Il target in questo primo periodo è rivolto al personale dedicato a fronteggiare l’emergenza pandemica ed ai soggetti più fragili. La vaccinazione viene effettuata secondo il protocollo vaccinale ministeriale e regionale, previa registrazione sull’apposito sito della Regione Siciliana, viene poi effettuata nella data programmata.

Nei centri vaccinali viene attuato un protocollo di accettazione e counselling, ossia informazione, chiarimenti, spiegazioni; viene poi valutata l’anamnesi pre-vaccinale ed il consenso informato, le procedure di registrazione, e quindi la somministrazione del vaccino che avviene con una iniezione intramuscolare nel muscolo deltoide. Segue un periodo di osservazione di circa 15 minuti dopo la vaccinazione, sotto attento controllo medico.

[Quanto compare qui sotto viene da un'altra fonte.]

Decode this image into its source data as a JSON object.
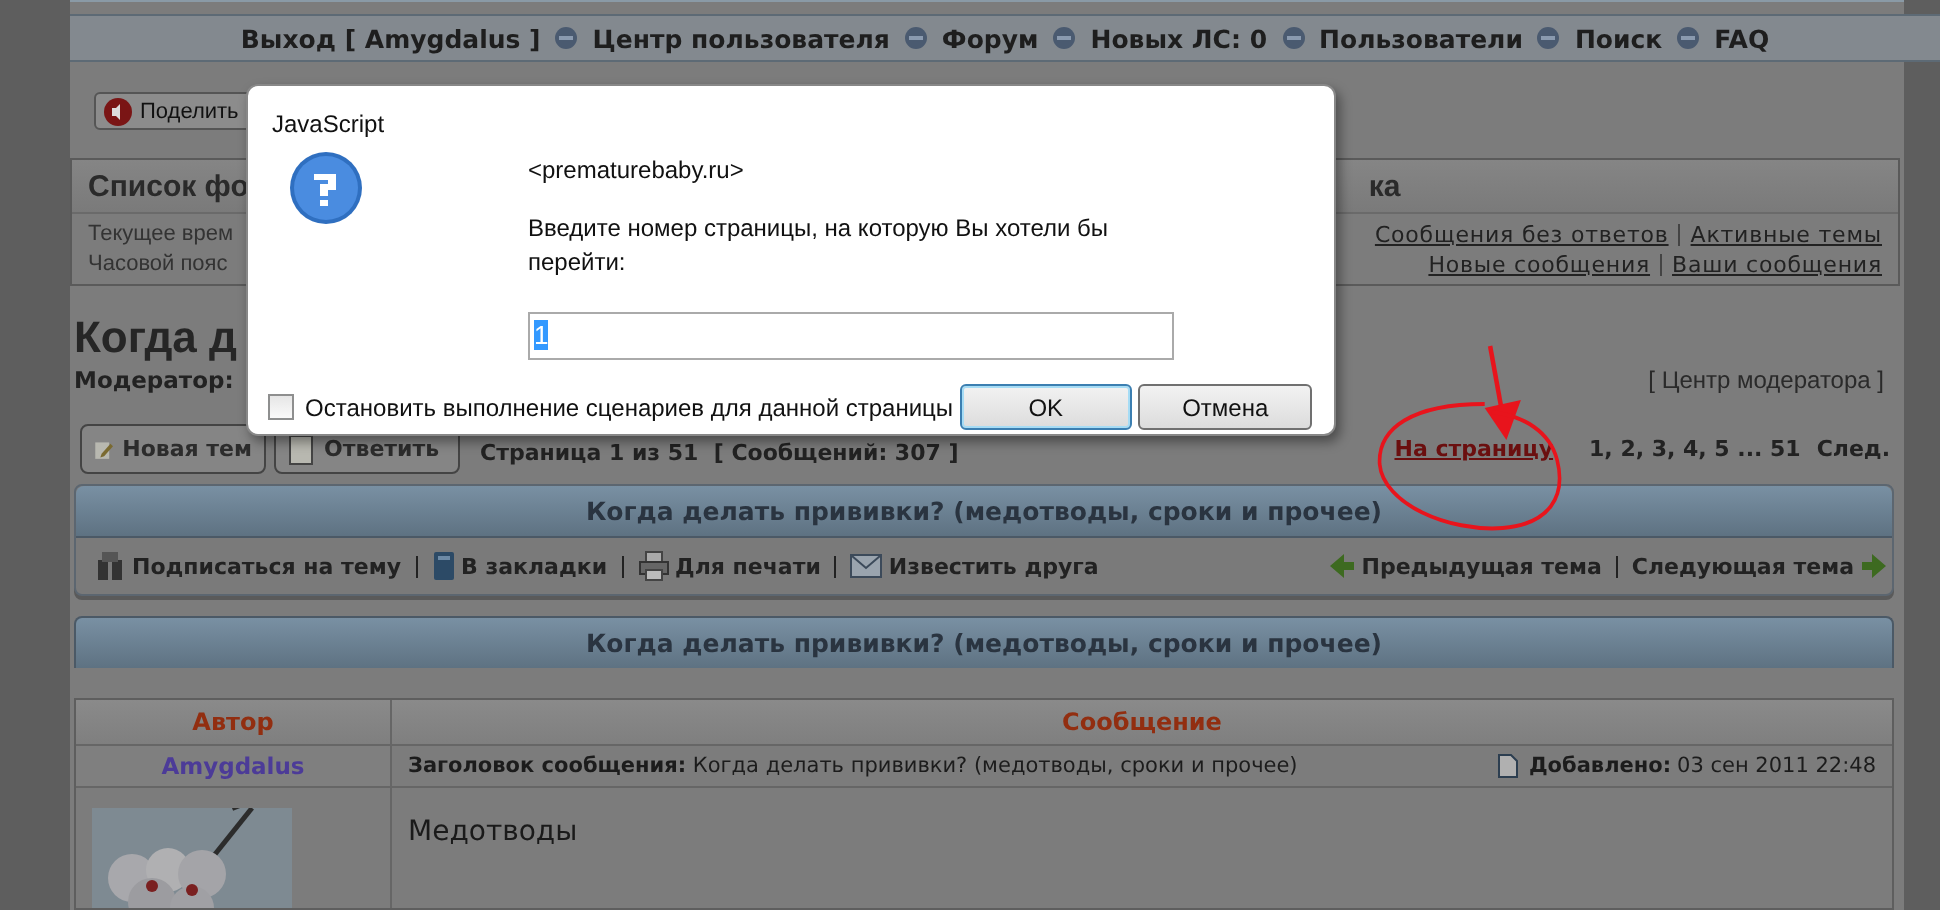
{
  "nav": [
    "Выход [ Amygdalus ]",
    "Центр пользователя",
    "Форум",
    "Новых ЛС: 0",
    "Пользователи",
    "Поиск",
    "FAQ"
  ],
  "share_button": "Поделить",
  "forum_box": {
    "title": "Список фо",
    "title_tail": "ка",
    "info": [
      "Текущее врем",
      "Часовой пояс"
    ],
    "links": [
      [
        "Сообщения без ответов",
        "Активные темы"
      ],
      [
        "Новые сообщения",
        "Ваши сообщения"
      ]
    ]
  },
  "topic_title": "Когда д",
  "moderator_label": "Модератор:",
  "moderator_center": "[ Центр модератора ]",
  "buttons": [
    {
      "kind": "new",
      "label": "Новая тем"
    },
    {
      "kind": "reply",
      "label": "Ответить"
    }
  ],
  "page_info": "Страница 1 из 51  [ Сообщений: 307 ]",
  "pagination": {
    "label": "На страницу",
    "pages": "1, 2, 3, 4, 5 ... 51",
    "next": "След."
  },
  "topic_bar": "Когда делать прививки? (медотводы, сроки и прочее)",
  "tools": [
    {
      "kind": "subscribe",
      "label": "Подписаться на тему"
    },
    {
      "kind": "bookmark",
      "label": "В закладки"
    },
    {
      "kind": "print",
      "label": "Для печати"
    },
    {
      "kind": "mail",
      "label": "Известить друга"
    }
  ],
  "nav_topics": [
    "Предыдущая тема",
    "Следующая тема"
  ],
  "topic_bar_2": "Когда делать прививки? (медотводы, сроки и прочее)",
  "post_table": {
    "columns": [
      "Автор",
      "Сообщение"
    ],
    "author": "Amygdalus",
    "subject": "**Заголовок сообщения:** Когда делать прививки? (медотводы, сроки и прочее)",
    "added_label": "Добавлено:",
    "added": "03 сен 2011 22:48",
    "body": "Медотводы"
  },
  "dialog": {
    "title": "JavaScript",
    "origin": "<prematurebaby.ru>",
    "message": "Введите номер страницы, на которую Вы хотели бы перейти:",
    "value": "1",
    "stop_scripts": {
      "label": "Остановить выполнение сценариев для данной страницы",
      "checked": false
    },
    "buttons": [
      {
        "label": "OK",
        "default": true
      },
      {
        "label": "Отмена",
        "default": false
      }
    ]
  }
}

“Il modello organizzativo, attuato secondo quanto previsto dalle direttive ministeriali e regionali, sta funzionando bene – afferma Renato Passalacqua, segretario Aziendale Cimo Asp Catania– Inoltre, a quanto ci risulta la Direzione Asp ha correttamente programmato l’accantonamento di dosi di vaccino secondo le direttive ministeriali salvaguardando così la somministrazione della seconda dose, giacché la dose di richiamo va effettuata con lo stesso vaccino a distanza di 20 giorni. Man mano che arriveranno altre dosi e/o altri vaccini aumenteranno le somministrazioni vaccinali. Un plauso alla Direzione, ai Medici, agli Infermieri ed al Personale di assistenza che sette giorni su sette, con notevole sforzo e dedizione, sta garantendo il processo vaccinale che è l’unico modo per uscire da questo tunnel. Oggi vaccinarsi è doveroso, io l’ho fatto.